The Exchange Agreement and the July 2014 Note were approved by the Audit Committee of the Board.

There were no costs or consideration paid by the Company in connection with the Exchange. After closing the Exchange, the Company has no current debt outstanding, with the exception of approximately $1.1 million as of June 30, 2014 under an accounts receivable financing facility.

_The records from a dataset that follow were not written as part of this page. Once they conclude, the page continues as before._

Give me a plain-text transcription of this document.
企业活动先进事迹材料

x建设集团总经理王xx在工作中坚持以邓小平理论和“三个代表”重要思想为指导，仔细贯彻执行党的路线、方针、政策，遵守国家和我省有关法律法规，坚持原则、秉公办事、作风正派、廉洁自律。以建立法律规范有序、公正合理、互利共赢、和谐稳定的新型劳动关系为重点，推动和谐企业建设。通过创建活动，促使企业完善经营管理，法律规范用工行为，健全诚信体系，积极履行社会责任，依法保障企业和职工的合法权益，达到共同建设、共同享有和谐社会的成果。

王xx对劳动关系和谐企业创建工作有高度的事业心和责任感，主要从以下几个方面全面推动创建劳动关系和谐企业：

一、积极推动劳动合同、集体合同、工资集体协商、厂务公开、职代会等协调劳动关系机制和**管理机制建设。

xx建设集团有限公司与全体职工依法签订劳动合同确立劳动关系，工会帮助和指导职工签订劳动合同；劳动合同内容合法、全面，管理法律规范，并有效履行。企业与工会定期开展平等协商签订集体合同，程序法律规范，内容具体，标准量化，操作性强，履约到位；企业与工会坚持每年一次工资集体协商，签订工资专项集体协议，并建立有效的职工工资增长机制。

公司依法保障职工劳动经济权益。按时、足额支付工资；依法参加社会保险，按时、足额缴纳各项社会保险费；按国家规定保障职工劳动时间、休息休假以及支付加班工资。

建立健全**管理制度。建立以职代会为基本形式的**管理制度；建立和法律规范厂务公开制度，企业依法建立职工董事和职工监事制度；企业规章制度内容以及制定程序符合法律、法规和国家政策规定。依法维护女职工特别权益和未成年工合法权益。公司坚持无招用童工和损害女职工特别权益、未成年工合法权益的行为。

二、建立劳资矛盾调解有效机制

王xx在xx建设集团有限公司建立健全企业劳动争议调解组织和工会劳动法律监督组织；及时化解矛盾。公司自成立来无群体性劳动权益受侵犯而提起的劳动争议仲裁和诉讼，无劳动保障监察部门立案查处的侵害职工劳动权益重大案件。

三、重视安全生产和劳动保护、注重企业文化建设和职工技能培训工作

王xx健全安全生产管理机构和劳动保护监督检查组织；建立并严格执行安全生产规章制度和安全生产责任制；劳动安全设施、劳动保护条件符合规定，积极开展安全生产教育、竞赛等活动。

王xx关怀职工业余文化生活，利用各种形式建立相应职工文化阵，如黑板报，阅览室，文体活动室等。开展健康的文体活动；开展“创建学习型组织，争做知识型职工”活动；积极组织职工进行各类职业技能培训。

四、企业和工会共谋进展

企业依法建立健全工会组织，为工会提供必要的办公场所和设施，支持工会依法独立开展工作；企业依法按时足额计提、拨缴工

The foregoing is a summary of the material terms of the Exchange Agreement and the July 2014 Note. Investors are encouraged to review the entire text of the Exchange Agreement and the July 2014 Note, copies of which are filed as Exhibit 10.1 and Exhibit 10.2 to this Report and incorporated herein by reference.

 

Item 2.03 Creation of a Direct Financial Obligation or an Obligation under an Off-Balance Sheet Arrangement of a Registrant.

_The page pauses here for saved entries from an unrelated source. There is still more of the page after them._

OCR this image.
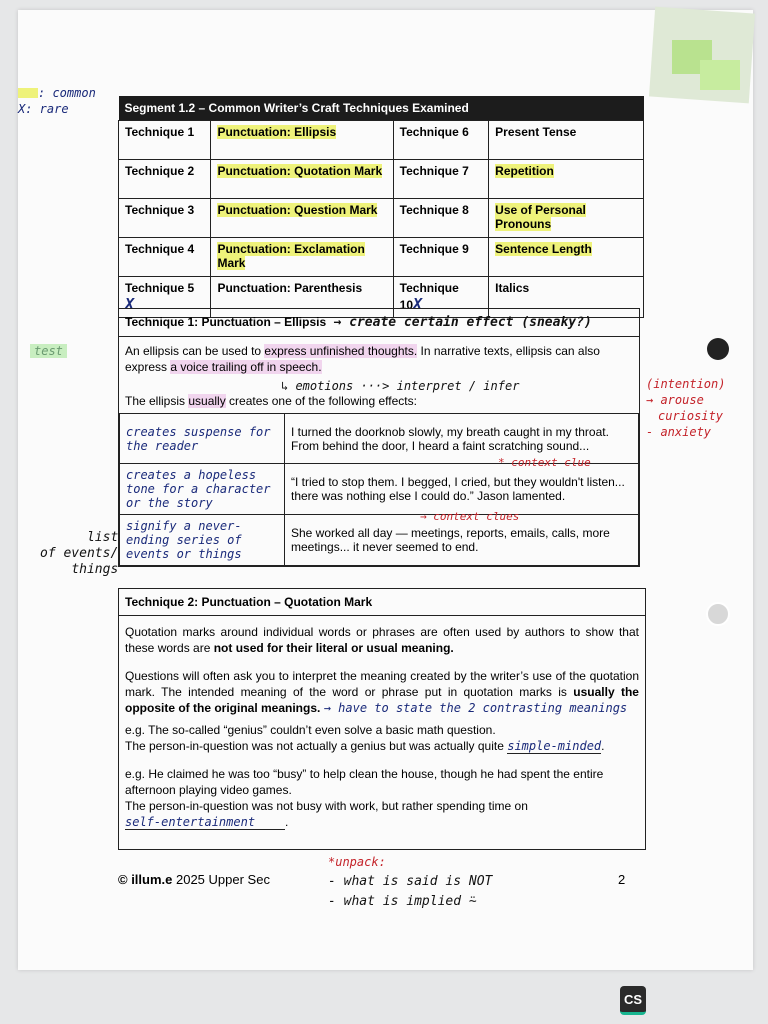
: common
X: rare	Segment 1.2 – Common Writer’s Craft Techniques Examined			
Technique 1	Punctuation: Ellipsis	Technique 6	Present Tense
Technique 2	Punctuation: Quotation Mark	Technique 7	Repetition
Technique 3	Punctuation: Question Mark	Technique 8	Use of Personal Pronouns
Technique 4	Punctuation: Exclamation Mark	Technique 9	Sentence Length
Technique 5 X	Punctuation: Parenthesis	Technique 10X	Italics
Technique 1: Punctuation – Ellipsis → create certain effect (sneaky?)
An ellipsis can be used to express unfinished thoughts. In narrative texts, ellipsis can also express a voice trailing off in speech.
↳ emotions ···> interpret / infer
The ellipsis usually creates one of the following effects:
creates suspense for the reader	I turned the doorknob slowly, my breath caught in my throat. From behind the door, I heard a faint scratching sound...
creates a hopeless tone for a character or the story	“I tried to stop them. I begged, I cried, but they wouldn't listen... there was nothing else I could do.” Jason lamented.
signify a never-ending series of events or things	She worked all day — meetings, reports, emails, calls, more meetings... it never seemed to end.
test
* context clue
→ context clues
(intention)
→ arouse
curiosity
- anxiety
list
of events/
things
Technique 2: Punctuation – Quotation Mark
Quotation marks around individual words or phrases are often used by authors to show that these words are not used for their literal or usual meaning.
Questions will often ask you to interpret the meaning created by the writer’s use of the quotation mark. The intended meaning of the word or phrase put in quotation marks is usually the opposite of the original meanings. → have to state the 2 contrasting meanings
e.g. The so-called “genius” couldn’t even solve a basic math question.
The person-in-question was not actually a genius but was actually quite simple-minded.
e.g. He claimed he was too “busy” to help clean the house, though he had spent the entire afternoon playing video games.
The person-in-question was not busy with work, but rather spending time on
self-entertainment	.
© illum.e 2025 Upper Sec	2
*unpack:
- what is said is NOT
- what is implied ⍨
CS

The disclosure under Item 1.01 is incorporated by reference in its entirety in this Item 2.03.

 

Item 9.01 Financial Statements and Exhibits.

 

  (d) Exhibits

 

Exhibit
No.

  

Description

10.1    Exchange Agreement, dated July 31, 2014, by and among Revolution Lighting Technologies, Inc. and Aston Capital, LLC.
10.2    Promissory Note, dated as of July 31, 2014, by and between Revolution Lighting Technologies, Inc. and Aston Capital, LLC.


SIGNATURES

Pursuant to the requirements of the Securities Exchange Act of 1934, the registrant has duly caused this report to be signed on its behalf by the undersigned hereunto duly authorized.

 

August 4, 2014    

REVOLUTION LIGHTING

TECHNOLOGIES, INC.

    /s/ Charles J. Schafer
    Name:       Charles J. Schafer
    Title:       President and Chief Financial Officer


EXHIBIT INDEX

 

Exhibit
No.

  

Description

10.1    Exchange Agreement, dated July 31, 2014, by and among Revolution Lighting Technologies, Inc. and Aston Capital, LLC.
10.2    Promissory Note, dated as of July 31, 2014, by and between Revolution Lighting Technologies, Inc. and Aston Capital, LLC.